Bertindak sebagai Inspektur Upacara, Bupati Majene, DR. H. A. Achmad Syukri, SE., MM., memimpin langsung jalannya upacara yang dilaksanakan secara serentak di seluruh penjuru Indonesia.

Peringatan Harkitnas tahun ini mengusung tema yang sarat makna, yaitu “Jaga Tunas Bangsa Demi Kedaulatan Negara”. Tema ini menegaskan pentingnya menjaga dan membina generasi penerus sebagai fondasi utama dalam mewujudkan Indonesia yang kuat, mandiri, dan berdaulat.
Dalam amanatnya, Bupati Majene membacakan sambutan resmi dari Menteri Komunikasi dan Digital Republik Indonesia (Menkomdigi), Meutya Viada Hafid. Melalui pidato tersebut, disampaikan bahwa Harkitnas merupakan momentum penting untuk merefleksikan kembali sejarah lahirnya organisasi Boedi Oetomo pada tahun 1908, yang menjadi tonggak awal tumbuhnya kesadaran persatuan dan perjuangan bangsa.

“Semangat kebangkitan nasional hari ini harus terus kita kontekstualisasikan dengan tantangan zaman. Saat ini, fokus kita bukan lagi melawan penjajah fisik, melainkan bagaimana kita menghadapi era transformasi digital dan menjaga kedaulatan informasi bangsa,” ujar Bupati Achmad Syukri saat membacakan sambutan Menkomdigi.
Lebih lanjut, pidato tersebut juga memaparkan komitmen Pemerintah Pusat di bawah kepemimpinan Presiden Prabowo Subianto yang terus memacu berbagai program strategis nasional.
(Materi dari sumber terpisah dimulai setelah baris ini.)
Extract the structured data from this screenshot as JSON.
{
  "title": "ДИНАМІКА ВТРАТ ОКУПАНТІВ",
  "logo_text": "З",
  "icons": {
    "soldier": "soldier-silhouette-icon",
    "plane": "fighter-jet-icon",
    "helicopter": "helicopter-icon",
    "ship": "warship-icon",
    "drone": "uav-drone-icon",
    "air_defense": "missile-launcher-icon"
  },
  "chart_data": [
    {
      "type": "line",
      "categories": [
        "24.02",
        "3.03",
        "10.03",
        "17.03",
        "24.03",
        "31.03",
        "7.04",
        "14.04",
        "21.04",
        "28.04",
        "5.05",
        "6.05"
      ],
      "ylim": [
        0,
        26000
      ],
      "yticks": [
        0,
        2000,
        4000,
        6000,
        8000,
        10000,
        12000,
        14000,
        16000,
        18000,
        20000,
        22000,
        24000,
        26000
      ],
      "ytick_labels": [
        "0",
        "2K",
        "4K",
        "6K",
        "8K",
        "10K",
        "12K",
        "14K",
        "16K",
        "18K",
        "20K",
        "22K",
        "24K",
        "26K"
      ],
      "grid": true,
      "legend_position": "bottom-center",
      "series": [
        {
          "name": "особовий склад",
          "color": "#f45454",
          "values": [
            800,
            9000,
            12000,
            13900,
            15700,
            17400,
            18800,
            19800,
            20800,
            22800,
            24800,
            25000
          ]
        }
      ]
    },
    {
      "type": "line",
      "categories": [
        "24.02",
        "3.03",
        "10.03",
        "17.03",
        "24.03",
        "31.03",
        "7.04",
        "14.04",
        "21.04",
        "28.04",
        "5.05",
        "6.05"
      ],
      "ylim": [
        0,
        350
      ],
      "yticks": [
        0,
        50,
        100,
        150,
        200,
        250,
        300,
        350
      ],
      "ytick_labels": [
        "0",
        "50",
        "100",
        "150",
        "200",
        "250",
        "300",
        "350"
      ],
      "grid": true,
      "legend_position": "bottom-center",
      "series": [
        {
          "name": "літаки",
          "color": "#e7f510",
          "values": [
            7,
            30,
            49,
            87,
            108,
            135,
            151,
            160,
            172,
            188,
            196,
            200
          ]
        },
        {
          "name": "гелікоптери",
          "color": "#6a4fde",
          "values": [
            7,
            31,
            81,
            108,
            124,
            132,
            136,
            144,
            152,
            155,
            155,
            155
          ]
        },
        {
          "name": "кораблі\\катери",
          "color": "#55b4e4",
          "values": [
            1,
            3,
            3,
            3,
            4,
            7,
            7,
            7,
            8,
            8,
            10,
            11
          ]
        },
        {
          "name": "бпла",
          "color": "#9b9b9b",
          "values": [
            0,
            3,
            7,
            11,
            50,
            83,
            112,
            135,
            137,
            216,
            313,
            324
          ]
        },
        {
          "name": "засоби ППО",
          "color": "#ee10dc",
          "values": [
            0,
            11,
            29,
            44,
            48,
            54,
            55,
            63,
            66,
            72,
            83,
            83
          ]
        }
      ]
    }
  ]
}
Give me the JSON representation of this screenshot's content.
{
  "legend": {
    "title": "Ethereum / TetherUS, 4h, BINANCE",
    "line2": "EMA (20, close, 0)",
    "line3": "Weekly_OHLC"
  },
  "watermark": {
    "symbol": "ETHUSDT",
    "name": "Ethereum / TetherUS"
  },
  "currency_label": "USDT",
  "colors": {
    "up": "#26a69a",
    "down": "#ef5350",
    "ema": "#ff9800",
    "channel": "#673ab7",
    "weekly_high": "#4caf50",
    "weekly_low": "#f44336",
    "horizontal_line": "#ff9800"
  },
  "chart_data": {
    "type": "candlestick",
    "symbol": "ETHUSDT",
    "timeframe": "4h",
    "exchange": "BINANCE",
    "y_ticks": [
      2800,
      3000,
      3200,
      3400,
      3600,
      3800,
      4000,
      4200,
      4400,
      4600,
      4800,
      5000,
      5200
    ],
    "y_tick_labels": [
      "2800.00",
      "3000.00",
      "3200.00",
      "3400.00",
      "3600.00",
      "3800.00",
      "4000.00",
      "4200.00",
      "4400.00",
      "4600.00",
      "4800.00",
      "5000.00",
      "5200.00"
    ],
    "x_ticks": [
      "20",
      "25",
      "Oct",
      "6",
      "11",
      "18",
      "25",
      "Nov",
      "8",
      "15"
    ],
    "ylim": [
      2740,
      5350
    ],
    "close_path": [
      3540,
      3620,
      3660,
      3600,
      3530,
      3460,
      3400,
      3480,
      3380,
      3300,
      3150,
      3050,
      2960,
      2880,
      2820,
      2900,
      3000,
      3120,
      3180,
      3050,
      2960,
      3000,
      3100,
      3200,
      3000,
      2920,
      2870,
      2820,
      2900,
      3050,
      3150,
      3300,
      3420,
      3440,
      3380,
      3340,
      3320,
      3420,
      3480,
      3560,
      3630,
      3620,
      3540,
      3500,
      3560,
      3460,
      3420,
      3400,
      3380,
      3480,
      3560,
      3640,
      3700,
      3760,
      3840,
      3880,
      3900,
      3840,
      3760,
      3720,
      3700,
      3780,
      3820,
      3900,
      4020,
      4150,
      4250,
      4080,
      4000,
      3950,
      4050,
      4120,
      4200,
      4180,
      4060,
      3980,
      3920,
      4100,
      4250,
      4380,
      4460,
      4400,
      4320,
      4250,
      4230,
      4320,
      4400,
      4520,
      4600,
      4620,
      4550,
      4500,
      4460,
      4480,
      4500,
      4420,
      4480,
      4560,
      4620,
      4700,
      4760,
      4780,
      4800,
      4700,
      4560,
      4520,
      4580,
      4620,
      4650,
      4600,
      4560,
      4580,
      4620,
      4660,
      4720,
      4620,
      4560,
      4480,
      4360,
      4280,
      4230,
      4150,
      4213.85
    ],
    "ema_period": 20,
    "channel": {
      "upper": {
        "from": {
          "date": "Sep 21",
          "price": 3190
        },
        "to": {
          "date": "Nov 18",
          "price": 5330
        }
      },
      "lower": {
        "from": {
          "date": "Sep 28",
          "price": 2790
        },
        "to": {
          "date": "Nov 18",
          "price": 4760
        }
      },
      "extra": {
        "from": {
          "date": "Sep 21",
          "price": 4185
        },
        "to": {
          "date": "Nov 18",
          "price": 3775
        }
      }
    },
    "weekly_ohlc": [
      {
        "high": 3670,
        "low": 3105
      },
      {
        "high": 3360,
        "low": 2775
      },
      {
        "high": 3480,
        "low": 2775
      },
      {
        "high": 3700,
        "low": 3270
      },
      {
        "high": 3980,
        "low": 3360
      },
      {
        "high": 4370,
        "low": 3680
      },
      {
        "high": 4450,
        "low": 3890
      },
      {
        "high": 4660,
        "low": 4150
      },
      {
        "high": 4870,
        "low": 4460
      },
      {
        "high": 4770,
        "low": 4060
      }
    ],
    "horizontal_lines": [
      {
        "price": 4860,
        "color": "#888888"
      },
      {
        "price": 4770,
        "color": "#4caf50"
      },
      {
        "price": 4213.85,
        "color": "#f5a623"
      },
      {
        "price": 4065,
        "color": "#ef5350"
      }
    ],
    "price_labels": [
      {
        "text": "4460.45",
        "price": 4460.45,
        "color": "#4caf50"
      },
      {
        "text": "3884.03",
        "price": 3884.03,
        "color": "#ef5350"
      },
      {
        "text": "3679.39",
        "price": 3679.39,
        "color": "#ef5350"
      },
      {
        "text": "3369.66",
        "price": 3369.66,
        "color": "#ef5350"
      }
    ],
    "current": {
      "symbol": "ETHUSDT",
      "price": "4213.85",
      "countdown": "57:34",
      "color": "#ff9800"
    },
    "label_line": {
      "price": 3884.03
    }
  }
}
Program-program tersebut berorientasi pada peningkatan kualitas sumber daya manusia (SDM), sektor pendidikan, kesehatan, serta penguatan ekonomi masyarakat desa melalui program Koperasi Merah Putih demi menyukseskan visi pembangunan nasional yang tertuang dalam Asta Cita.
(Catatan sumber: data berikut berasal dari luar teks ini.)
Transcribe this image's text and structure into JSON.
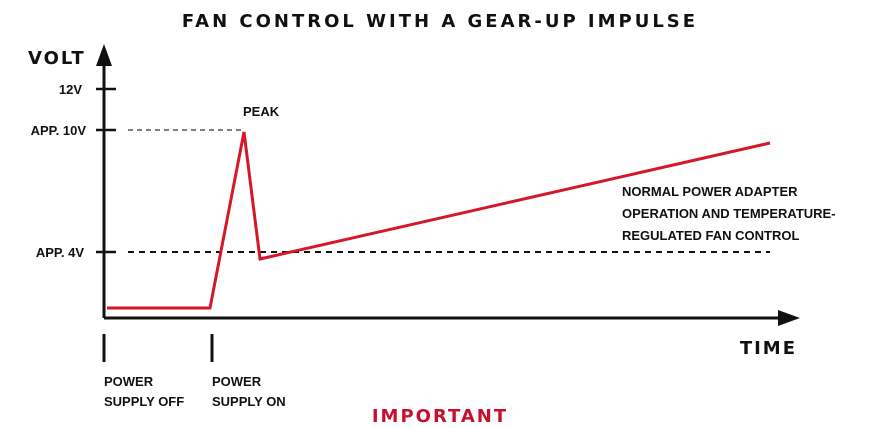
{
  "title": "FAN CONTROL WITH A GEAR-UP IMPULSE",
  "y_axis_label": "VOLT",
  "x_axis_label": "TIME",
  "y_ticks": [
    "12V",
    "APP. 10V",
    "APP. 4V"
  ],
  "peak_label": "PEAK",
  "annotation": {
    "line1": "NORMAL POWER ADAPTER",
    "line2": "OPERATION AND TEMPERATURE-",
    "line3": "REGULATED FAN CONTROL"
  },
  "events": {
    "off": {
      "line1": "POWER",
      "line2": "SUPPLY OFF"
    },
    "on": {
      "line1": "POWER",
      "line2": "SUPPLY ON"
    }
  },
  "footer": "IMPORTANT",
  "colors": {
    "curve": "#d4182a",
    "axis": "#111111",
    "footer": "#c8102e"
  }
}
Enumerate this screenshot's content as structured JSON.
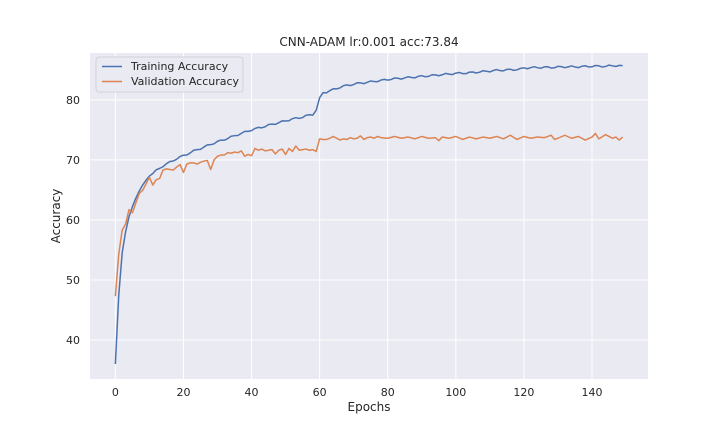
{
  "chart_data": {
    "type": "line",
    "title": "CNN-ADAM lr:0.001 acc:73.84",
    "xlabel": "Epochs",
    "ylabel": "Accuracy",
    "xlim": [
      -7.45,
      156.45
    ],
    "ylim": [
      33.5,
      87.8
    ],
    "xticks": [
      0,
      20,
      40,
      60,
      80,
      100,
      120,
      140
    ],
    "yticks": [
      40,
      50,
      60,
      70,
      80
    ],
    "grid": true,
    "legend_position": "top-left",
    "series": [
      {
        "name": "Training Accuracy",
        "color": "#4c72b0",
        "keypoints": [
          [
            0,
            36.0
          ],
          [
            1,
            47.5
          ],
          [
            2,
            54.5
          ],
          [
            3,
            58.0
          ],
          [
            4,
            60.5
          ],
          [
            5,
            62.2
          ],
          [
            6,
            63.6
          ],
          [
            7,
            64.8
          ],
          [
            8,
            65.8
          ],
          [
            9,
            66.6
          ],
          [
            10,
            67.3
          ],
          [
            12,
            68.2
          ],
          [
            14,
            69.0
          ],
          [
            16,
            69.6
          ],
          [
            18,
            70.2
          ],
          [
            20,
            70.7
          ],
          [
            22,
            71.2
          ],
          [
            24,
            71.7
          ],
          [
            26,
            72.1
          ],
          [
            28,
            72.6
          ],
          [
            30,
            73.0
          ],
          [
            32,
            73.4
          ],
          [
            34,
            73.8
          ],
          [
            36,
            74.2
          ],
          [
            38,
            74.6
          ],
          [
            40,
            75.0
          ],
          [
            42,
            75.3
          ],
          [
            44,
            75.6
          ],
          [
            46,
            75.9
          ],
          [
            48,
            76.2
          ],
          [
            50,
            76.5
          ],
          [
            52,
            76.8
          ],
          [
            54,
            77.0
          ],
          [
            56,
            77.3
          ],
          [
            58,
            77.6
          ],
          [
            59,
            78.3
          ],
          [
            60,
            80.2
          ],
          [
            61,
            81.2
          ],
          [
            62,
            81.3
          ],
          [
            64,
            81.7
          ],
          [
            66,
            82.1
          ],
          [
            68,
            82.4
          ],
          [
            70,
            82.6
          ],
          [
            72,
            82.8
          ],
          [
            74,
            82.9
          ],
          [
            76,
            83.1
          ],
          [
            78,
            83.2
          ],
          [
            80,
            83.4
          ],
          [
            84,
            83.6
          ],
          [
            88,
            83.8
          ],
          [
            92,
            84.0
          ],
          [
            96,
            84.2
          ],
          [
            100,
            84.4
          ],
          [
            104,
            84.5
          ],
          [
            108,
            84.7
          ],
          [
            112,
            84.9
          ],
          [
            116,
            85.0
          ],
          [
            119,
            85.1
          ],
          [
            120,
            85.3
          ],
          [
            124,
            85.4
          ],
          [
            128,
            85.4
          ],
          [
            132,
            85.5
          ],
          [
            136,
            85.5
          ],
          [
            140,
            85.6
          ],
          [
            144,
            85.6
          ],
          [
            147,
            85.7
          ],
          [
            149,
            85.7
          ]
        ],
        "wiggle": 0.15
      },
      {
        "name": "Validation Accuracy",
        "color": "#dd8452",
        "keypoints": [
          [
            0,
            47.3
          ],
          [
            1,
            54.3
          ],
          [
            2,
            58.3
          ],
          [
            3,
            59.3
          ],
          [
            4,
            61.7
          ],
          [
            5,
            61.2
          ],
          [
            6,
            62.8
          ],
          [
            7,
            64.4
          ],
          [
            8,
            64.9
          ],
          [
            9,
            66.0
          ],
          [
            10,
            67.1
          ],
          [
            11,
            65.8
          ],
          [
            12,
            66.7
          ],
          [
            13,
            66.9
          ],
          [
            14,
            68.3
          ],
          [
            15,
            68.5
          ],
          [
            16,
            68.4
          ],
          [
            17,
            68.3
          ],
          [
            18,
            68.8
          ],
          [
            19,
            69.2
          ],
          [
            20,
            67.9
          ],
          [
            21,
            69.3
          ],
          [
            22,
            69.5
          ],
          [
            23,
            69.5
          ],
          [
            24,
            69.3
          ],
          [
            25,
            69.6
          ],
          [
            26,
            69.8
          ],
          [
            27,
            69.9
          ],
          [
            28,
            68.4
          ],
          [
            29,
            70.0
          ],
          [
            30,
            70.6
          ],
          [
            31,
            70.8
          ],
          [
            32,
            70.8
          ],
          [
            33,
            71.2
          ],
          [
            34,
            71.1
          ],
          [
            35,
            71.3
          ],
          [
            36,
            71.2
          ],
          [
            37,
            71.5
          ],
          [
            38,
            70.6
          ],
          [
            39,
            70.9
          ],
          [
            40,
            70.7
          ],
          [
            41,
            71.9
          ],
          [
            42,
            71.6
          ],
          [
            43,
            71.8
          ],
          [
            44,
            71.5
          ],
          [
            45,
            71.6
          ],
          [
            46,
            71.7
          ],
          [
            47,
            71.0
          ],
          [
            48,
            71.6
          ],
          [
            49,
            71.8
          ],
          [
            50,
            70.9
          ],
          [
            51,
            71.9
          ],
          [
            52,
            71.4
          ],
          [
            53,
            72.3
          ],
          [
            54,
            71.6
          ],
          [
            55,
            71.7
          ],
          [
            56,
            71.8
          ],
          [
            57,
            71.6
          ],
          [
            58,
            71.7
          ],
          [
            59,
            71.4
          ],
          [
            60,
            73.5
          ],
          [
            61,
            73.4
          ],
          [
            62,
            73.4
          ],
          [
            63,
            73.6
          ],
          [
            64,
            73.9
          ],
          [
            65,
            73.6
          ],
          [
            66,
            73.3
          ],
          [
            67,
            73.5
          ],
          [
            68,
            73.4
          ],
          [
            69,
            73.7
          ],
          [
            70,
            73.5
          ],
          [
            71,
            73.6
          ],
          [
            72,
            74.0
          ],
          [
            73,
            73.4
          ],
          [
            74,
            73.7
          ],
          [
            75,
            73.8
          ],
          [
            76,
            73.6
          ],
          [
            77,
            73.9
          ],
          [
            78,
            73.7
          ],
          [
            80,
            73.6
          ],
          [
            82,
            73.9
          ],
          [
            84,
            73.6
          ],
          [
            86,
            73.8
          ],
          [
            88,
            73.5
          ],
          [
            90,
            73.9
          ],
          [
            92,
            73.6
          ],
          [
            94,
            73.7
          ],
          [
            95,
            73.2
          ],
          [
            96,
            73.8
          ],
          [
            98,
            73.6
          ],
          [
            100,
            73.9
          ],
          [
            102,
            73.4
          ],
          [
            104,
            73.8
          ],
          [
            106,
            73.5
          ],
          [
            108,
            73.8
          ],
          [
            110,
            73.6
          ],
          [
            112,
            73.9
          ],
          [
            114,
            73.5
          ],
          [
            116,
            74.1
          ],
          [
            118,
            73.4
          ],
          [
            120,
            73.9
          ],
          [
            122,
            73.6
          ],
          [
            124,
            73.8
          ],
          [
            126,
            73.7
          ],
          [
            128,
            74.1
          ],
          [
            129,
            73.4
          ],
          [
            130,
            73.6
          ],
          [
            132,
            74.1
          ],
          [
            134,
            73.6
          ],
          [
            136,
            73.9
          ],
          [
            138,
            73.3
          ],
          [
            140,
            73.8
          ],
          [
            141,
            74.4
          ],
          [
            142,
            73.5
          ],
          [
            144,
            74.2
          ],
          [
            146,
            73.6
          ],
          [
            147,
            73.8
          ],
          [
            148,
            73.3
          ],
          [
            149,
            73.8
          ]
        ],
        "wiggle": 0.0
      }
    ]
  }
}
Di sisi lain, pemerintah juga memberikan atensi besar terhadap perlindungan generasi muda di dunia maya. Hal ini dibuktikan dengan penerapan Peraturan Pemerintah Nomor 17 Tahun 2025 tentang Tata Kelola Penyelenggaraan Sistem Elektronik dalam Perlindungan Anak (PP TUNAS). Regulasi ini menjadi wujud nyata komitmen negara untuk menciptakan ruang digital yang sehat, aman, dan produktif bagi anak-anak Indonesia.
Melalui momentum Harkitnas ke-118 ini, Pemkab Majene turut mengajak seluruh elemen masyarakat untuk memperkuat solidaritas sosial, meningkatkan literasi digital, serta terus menjaga api semangat persatuan.
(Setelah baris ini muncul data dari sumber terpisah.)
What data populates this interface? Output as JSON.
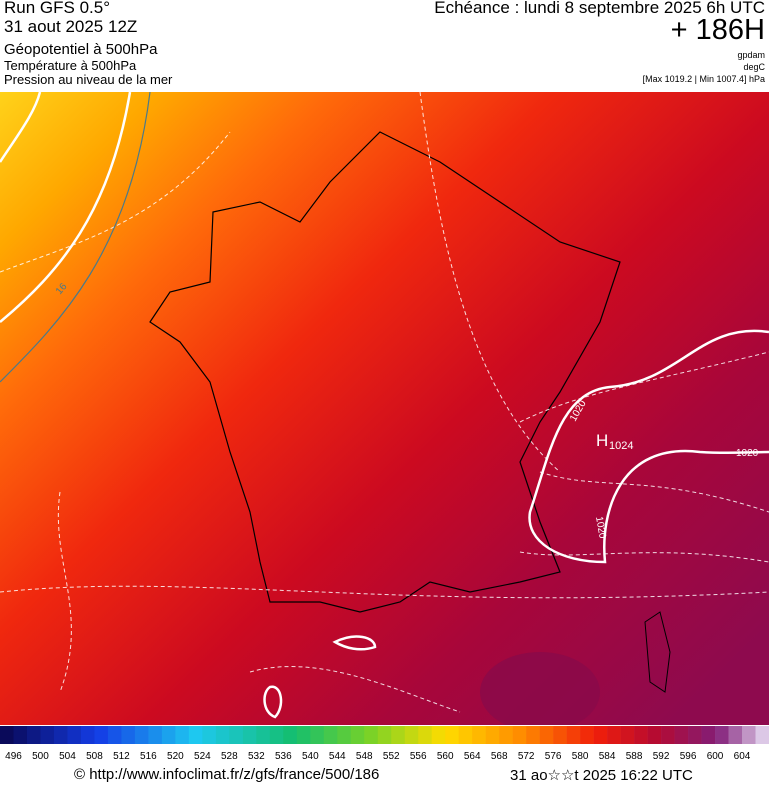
{
  "header": {
    "run": "Run GFS 0.5°",
    "date": "31 aout 2025 12Z",
    "field1": "Géopotentiel à 500hPa",
    "field2": "Température à 500hPa",
    "field3": "Pression au niveau de la mer",
    "valid": "Echéance : lundi 8 septembre 2025 6h UTC",
    "lead": "+ 186H",
    "unit1": "gpdam",
    "unit2": "degC",
    "range": "[Max 1019.2 | Min 1007.4] hPa"
  },
  "map_labels": {
    "temp_contour": "16",
    "isobar_1": "1020",
    "high": "H",
    "high_value": "1024",
    "isobar_2": "1020",
    "isobar_3": "1020"
  },
  "scale": {
    "labels": [
      496,
      500,
      504,
      508,
      512,
      516,
      520,
      524,
      528,
      532,
      536,
      540,
      544,
      548,
      552,
      556,
      560,
      564,
      568,
      572,
      576,
      580,
      584,
      588,
      592,
      596,
      600,
      604
    ]
  },
  "footer": {
    "url": "© http://www.infoclimat.fr/z/gfs/france/500/186",
    "timestamp": "31 ao☆☆t 2025 16:22 UTC"
  }
}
Upacara ini dihadiri langsung oleh Wakil Bupati Majene, unsur Forum Koordinasi Pimpinan Daerah (Forkopimda) Kabupaten Majene, para pimpinan Organisasi Perangkat Daerah (OPD), serta diikuti oleh personel jajaran TNI dan Polri, Dinas Perhubungan (Dishub), Satuan Polisi Pamong Praja (Satpol PP), Pemadam Kebakaran (Damkar), hingga Camat Banggae dan Camat Banggae Timur.
Rangkaian peringatan Harkitnas ke-118 di Kabupaten Majene kemudian ditutup dengan kegiatan ziarah dan tabur bunga di Makam Pahlawan Pambolo sebagai bentuk penghormatan atas jasa-jasa para pahlawan bangsa, lalu diakhiri dengan sesi foto bersama.